2008 waren es noch die Banken, jetzt sind es die Nationen bzw. die Notenbanken.
Der Westen ist pleite.
Man kann hier international nach Lõsungen suchen, die natürlich sehr schmerzhaft wären für die heutigen Herren des Geldes .... oder man riskiert Konflikte wie in der Ukraine etc.

Gott stehe den Menschen bei. Amen
RandolphVonTrier schrieb am 04.05.2014
Die deutschen Politiker weichen um 180° von Ihren beworbenen Kurs ab, zu dem Sie gewählt wurden. Der Auftrag des Volkes wird also, für außenstehende Interessen missachtet !
Tony Mueller schrieb am 23.05.2014
Georgien & EU, ein altes Sprichwort sagt;
macht die Grenzen nicht zu weit,
..so sollte die EU nicht aus Grössenwahnsinn immer weitere Staaten aufnehmen die eine ganz andere Kultur haben als die Europäischen Länder und am Schluss nur noch an der EU-Mutterbrust hängen ohne was beizu tragen. Andere Völker,ander Kulturen.

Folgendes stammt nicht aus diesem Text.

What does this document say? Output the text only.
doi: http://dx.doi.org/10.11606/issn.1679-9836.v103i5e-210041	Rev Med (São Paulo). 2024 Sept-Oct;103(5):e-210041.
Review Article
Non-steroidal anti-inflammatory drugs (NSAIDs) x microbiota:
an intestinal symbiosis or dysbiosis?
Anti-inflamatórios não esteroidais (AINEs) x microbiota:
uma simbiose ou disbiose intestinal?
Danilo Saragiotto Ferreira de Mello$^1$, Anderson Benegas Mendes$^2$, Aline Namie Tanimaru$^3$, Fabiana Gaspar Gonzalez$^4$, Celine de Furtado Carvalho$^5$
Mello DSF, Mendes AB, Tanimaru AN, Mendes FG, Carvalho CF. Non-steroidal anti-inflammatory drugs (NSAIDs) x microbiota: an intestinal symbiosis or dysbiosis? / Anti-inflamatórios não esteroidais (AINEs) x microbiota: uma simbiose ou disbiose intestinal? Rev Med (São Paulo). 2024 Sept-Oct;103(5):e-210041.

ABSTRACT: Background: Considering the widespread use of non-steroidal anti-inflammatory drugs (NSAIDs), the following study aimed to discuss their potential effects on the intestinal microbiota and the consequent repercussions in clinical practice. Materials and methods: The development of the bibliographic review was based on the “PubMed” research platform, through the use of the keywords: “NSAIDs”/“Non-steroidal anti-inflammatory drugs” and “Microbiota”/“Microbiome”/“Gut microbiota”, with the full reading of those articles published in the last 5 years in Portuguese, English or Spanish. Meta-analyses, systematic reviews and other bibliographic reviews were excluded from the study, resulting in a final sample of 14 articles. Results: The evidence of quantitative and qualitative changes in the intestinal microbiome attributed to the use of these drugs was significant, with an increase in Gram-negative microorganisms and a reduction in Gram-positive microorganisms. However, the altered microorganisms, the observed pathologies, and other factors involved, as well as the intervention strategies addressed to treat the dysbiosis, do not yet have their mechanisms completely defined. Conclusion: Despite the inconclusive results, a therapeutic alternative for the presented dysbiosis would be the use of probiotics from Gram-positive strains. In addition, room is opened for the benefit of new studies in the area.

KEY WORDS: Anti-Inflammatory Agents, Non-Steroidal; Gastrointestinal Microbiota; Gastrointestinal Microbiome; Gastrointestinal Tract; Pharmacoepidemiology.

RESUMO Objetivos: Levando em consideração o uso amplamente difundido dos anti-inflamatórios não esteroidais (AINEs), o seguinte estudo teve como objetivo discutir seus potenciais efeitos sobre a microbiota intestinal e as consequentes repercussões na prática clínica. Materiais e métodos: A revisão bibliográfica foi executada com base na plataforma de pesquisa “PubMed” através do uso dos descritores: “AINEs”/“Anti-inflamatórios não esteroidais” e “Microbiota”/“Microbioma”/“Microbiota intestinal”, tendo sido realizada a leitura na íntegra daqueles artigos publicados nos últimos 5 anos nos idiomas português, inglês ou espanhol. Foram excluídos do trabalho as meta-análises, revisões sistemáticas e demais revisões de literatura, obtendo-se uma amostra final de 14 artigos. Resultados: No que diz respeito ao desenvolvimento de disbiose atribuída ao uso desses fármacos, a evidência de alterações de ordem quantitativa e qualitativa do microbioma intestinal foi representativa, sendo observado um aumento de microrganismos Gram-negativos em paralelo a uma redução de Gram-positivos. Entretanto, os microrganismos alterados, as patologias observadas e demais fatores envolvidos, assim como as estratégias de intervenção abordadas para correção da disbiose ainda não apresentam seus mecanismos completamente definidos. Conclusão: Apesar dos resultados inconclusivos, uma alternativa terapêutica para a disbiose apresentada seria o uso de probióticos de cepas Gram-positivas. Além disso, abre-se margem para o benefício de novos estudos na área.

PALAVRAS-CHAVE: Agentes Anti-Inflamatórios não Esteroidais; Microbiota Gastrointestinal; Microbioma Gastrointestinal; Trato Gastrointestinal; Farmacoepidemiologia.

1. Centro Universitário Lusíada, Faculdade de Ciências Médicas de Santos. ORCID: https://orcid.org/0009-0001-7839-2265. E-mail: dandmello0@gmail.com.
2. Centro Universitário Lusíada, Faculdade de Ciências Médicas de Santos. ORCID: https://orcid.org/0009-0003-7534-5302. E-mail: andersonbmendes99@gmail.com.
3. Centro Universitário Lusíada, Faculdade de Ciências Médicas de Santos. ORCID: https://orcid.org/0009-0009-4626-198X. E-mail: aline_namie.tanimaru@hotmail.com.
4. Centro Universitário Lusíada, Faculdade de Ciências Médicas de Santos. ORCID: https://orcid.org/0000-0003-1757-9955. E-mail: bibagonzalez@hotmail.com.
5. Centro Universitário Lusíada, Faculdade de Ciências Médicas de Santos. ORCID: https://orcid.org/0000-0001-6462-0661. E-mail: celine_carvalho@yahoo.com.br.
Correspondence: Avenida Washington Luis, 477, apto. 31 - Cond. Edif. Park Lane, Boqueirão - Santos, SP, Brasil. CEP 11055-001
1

Pjotr Lambertowitsch schrieb am 18.06.2014
Während des russisch-georgischen Krieges 2008 hatte Georgien einen Verteidigungsminister mit einer doppelten Staatsangehörigkeit. Das könnte fatal gewesen sein, weil er die Interessen nicht auseinanderhalten konnte. Ich bin streng gegen doppelte Staatsangehörigkeiten.
Debbi schrieb am 19.07.2014
Es wird dort sicher keinen Ukrainekonflikt geben.
Schließlich handelt es sich um Georgien.
Russen bezeichnen die Georgier als Schwarze (Schwarzhaarige) aus einem Land hinter dem Kaukasus.
Knackpunkt könnte aber die zum georgischen Staatsgebilde gehörende autonome Republik Abchasien am Schwarzen Meer sein, auf die Georgien jedoch heute schon keinerlei politischen Einfluss hat.
dimi schrieb am 20.07.2014
Neuer Konflikt in Kaukasus! Es ist Quaisch, so ein Blödsinn zu verbreiten. Es sollte besser diskutiert werden, dass NATO von einem Verteidigungsbündnis zu einer Angriffsbande mutierte. Afghanistan, Irak und Lybien wurden von NATO angegriffen, bombardiert und zerstört hinterlassen. Bis jetz sind diese Länder nach der NATO Aggression nicht zur Ruhe gekommen.
Was soll NATO in dem georgischen Region tun, in dem Leute nicht genügend zum Essen haben? Neuer Konflikt wird eher zwischen NATO Partnerländer werden, denn die sind nicht bereit für Aufrüstung nach NATO Standard aller neuer Mitglieder eigene Opfer aufbringen.
Fjorgen schrieb am 11.08.2014
Georgen hat in der Nato nichts, aber auch gar nichts zu suchen. Es kann und darf nicht sein, daß die USA ihre Expansionspolitik unter dem Deckmantel der NATO voran treibt. Wir (Deutschland) hätte dann eigentlich nichts mehr in der NATO verloren. Denn es kann und darf nicht sein, daß wir in Kriege verwickelt werden, die uns überhaupt nichts angehen.